My name is Charlotte, sometimes known as Ms Lottie, occasionally as The Slightly Mad Quilt Lady. This is my blog, where you'll find me writing a lot about my quilting and textile arts and a little about my family's life in a small seaside town in New Zealand. Haere mai!

Thursday, September 5, 2019

Canada has barn quilts. And barns.


Lots of you know that I recently spent two months in Canada*.  An amazing time was had, and I hope to write a few more blog posts about what I got up to when I was there, but for now I want to start with barn quilts. And barns.


I'd heard of barn quilts, but I'd thought they were just an American thing. But Canada has barns too, so why not barn quilts as well?! 

A barn quilt is a big quilt block painted on a piece of wood and stuck on the side of a barn. They've been around for hundreds of years, farmers used all sorts of folk art to decorate barns in the past, but in the last few decades they've had a resurgence.


They are often used to draw tourists to small towns, with barn quilt trails leading visitors from one place to the next. These barn quilts I photographed are all around the tiny town of Ailsa Craig, in south west Ontario, where I spent a week at the Ailsa Craig Quilt and Fibre Arts Festival.


One of our lovely hosts, Mary, spent an evening driving Clare, Catherine and myself around miles and miles of lovely countryside. There were more barn quilts I got to see but didn't photograph because the light was getting pretty low.




The south west Ontario countryside was beautiful. Quite flat, lots of farming, gorgeous trees that were just leafing out for Spring, and lots and lots of great barns.  I loved the shapes of them and the colours, so different from New Zealand.


The iconic Canadian maple leaf had to feature somewhere! If you want to know more about the barn quilts in Canada, you can visit the Canadian barn quilt website, where you can read stories about the people behind them and find maps if you want to follow a barn quilt trail.
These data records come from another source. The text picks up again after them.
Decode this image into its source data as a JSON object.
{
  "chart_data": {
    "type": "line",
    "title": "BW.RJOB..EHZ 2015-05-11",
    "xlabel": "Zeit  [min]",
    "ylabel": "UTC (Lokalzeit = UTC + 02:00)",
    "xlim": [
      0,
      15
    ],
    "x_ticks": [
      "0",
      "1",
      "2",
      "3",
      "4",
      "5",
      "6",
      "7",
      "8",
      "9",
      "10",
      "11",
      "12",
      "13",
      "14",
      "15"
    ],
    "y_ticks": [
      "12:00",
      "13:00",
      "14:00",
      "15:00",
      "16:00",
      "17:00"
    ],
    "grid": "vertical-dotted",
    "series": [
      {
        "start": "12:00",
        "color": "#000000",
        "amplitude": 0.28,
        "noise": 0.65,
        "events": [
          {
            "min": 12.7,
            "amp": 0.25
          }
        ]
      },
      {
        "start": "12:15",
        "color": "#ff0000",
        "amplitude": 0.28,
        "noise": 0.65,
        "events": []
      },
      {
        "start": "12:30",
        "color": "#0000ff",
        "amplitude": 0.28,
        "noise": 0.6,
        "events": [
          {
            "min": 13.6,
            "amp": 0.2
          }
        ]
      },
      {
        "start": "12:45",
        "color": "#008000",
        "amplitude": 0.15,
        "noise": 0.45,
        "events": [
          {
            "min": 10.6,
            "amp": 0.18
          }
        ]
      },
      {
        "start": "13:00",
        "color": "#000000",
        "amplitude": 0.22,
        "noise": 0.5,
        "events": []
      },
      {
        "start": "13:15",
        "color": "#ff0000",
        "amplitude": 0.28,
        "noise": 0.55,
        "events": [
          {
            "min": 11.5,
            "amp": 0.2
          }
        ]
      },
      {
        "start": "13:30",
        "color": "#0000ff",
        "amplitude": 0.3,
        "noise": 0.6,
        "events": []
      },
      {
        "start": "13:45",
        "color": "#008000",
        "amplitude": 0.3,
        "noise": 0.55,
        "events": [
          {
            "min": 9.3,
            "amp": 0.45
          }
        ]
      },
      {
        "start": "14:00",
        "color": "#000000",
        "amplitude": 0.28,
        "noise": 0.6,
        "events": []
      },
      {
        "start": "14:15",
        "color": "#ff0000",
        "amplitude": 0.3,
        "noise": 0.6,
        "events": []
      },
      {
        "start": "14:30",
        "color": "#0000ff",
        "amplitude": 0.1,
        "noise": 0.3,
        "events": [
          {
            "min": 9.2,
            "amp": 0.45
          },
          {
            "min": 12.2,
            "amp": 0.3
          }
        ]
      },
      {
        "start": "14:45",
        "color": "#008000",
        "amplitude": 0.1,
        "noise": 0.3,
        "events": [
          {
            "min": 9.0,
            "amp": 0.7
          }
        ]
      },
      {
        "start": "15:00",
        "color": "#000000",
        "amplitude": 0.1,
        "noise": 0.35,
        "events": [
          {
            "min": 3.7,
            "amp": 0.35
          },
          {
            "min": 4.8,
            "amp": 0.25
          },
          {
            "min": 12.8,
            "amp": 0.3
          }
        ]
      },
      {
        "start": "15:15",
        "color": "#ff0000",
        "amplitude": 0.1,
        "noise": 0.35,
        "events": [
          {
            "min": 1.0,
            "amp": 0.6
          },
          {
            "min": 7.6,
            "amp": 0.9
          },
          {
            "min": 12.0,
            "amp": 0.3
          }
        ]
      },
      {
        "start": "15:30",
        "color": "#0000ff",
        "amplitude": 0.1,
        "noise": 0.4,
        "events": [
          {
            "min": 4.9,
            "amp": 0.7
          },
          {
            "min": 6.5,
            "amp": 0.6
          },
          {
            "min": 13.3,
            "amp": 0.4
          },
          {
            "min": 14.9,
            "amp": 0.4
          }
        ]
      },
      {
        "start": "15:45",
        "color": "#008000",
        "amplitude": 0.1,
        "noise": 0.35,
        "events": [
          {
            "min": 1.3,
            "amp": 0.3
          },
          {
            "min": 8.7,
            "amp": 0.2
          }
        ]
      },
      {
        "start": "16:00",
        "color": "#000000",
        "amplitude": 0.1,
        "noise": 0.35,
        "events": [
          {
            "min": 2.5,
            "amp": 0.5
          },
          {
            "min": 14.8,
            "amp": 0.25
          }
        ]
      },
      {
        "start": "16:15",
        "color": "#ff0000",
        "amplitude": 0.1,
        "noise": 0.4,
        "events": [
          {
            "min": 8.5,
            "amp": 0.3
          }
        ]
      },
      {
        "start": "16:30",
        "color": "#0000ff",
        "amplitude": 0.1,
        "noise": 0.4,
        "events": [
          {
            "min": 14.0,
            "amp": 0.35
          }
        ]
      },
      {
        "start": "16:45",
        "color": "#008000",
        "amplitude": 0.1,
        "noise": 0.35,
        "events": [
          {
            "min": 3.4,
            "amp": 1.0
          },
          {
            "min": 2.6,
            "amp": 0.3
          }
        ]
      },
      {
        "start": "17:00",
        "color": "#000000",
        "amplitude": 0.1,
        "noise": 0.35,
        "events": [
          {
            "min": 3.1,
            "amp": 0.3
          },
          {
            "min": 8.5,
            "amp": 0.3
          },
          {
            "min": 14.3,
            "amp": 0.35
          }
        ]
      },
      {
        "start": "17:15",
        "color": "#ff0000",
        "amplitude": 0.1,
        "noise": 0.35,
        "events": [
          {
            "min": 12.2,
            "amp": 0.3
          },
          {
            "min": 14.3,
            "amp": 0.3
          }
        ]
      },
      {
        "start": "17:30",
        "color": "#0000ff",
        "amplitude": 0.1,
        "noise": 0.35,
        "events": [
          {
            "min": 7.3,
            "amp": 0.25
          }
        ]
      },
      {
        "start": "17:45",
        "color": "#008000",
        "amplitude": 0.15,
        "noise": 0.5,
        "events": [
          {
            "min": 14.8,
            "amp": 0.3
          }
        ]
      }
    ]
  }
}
As well as new barns, there were also lots of older buildings. Such great shapes.


Mary knew who owned this one, so we were able to get up close and personal with it.  There are also lots of barns that don't have barn quilts, but are still decorated in some way.


And then I got to rural Nova Scotia, and I found SO MANY brilliant barns! Unfortunately we were driving a hulking great camper van by then and Hubby couldn't really pull over for me every time I saw something I wanted to photograph (sad face emoji), so lots of these next pics are taken from a moving vehicle.


Gloomy.


Nova Scotia has quite red soils, nicely echoed in the rust on this barn.


That's the Bay of Fundy in the background of the barn above. It has the highest tides in the world and when the tide is out there is acres of red tidal mud.


How could you not love everything about this big red beauty?


This one (above and below) is a rebuilt approximation of the barn on the Anne of Green Gables historical site on Prince Edward Island. This property was were L M Montgomery spent a lot of time as a child and was the inspiration for the house called Green Gables.



And I found other great buildings too, like this wharf shed in Maine, US.


And last, but not least, how about this abandoned house on the hill in New Foundland?  I hope you enjoyed my little structures of North America tour.


*That goes some ways to explaining the big black hole in my recent blogging activity!

1 comment:

  1. I've loved seeing these photos, so many different styles of barn, they're amazing and the little abandoned house in Newfoundland - what a history it must have!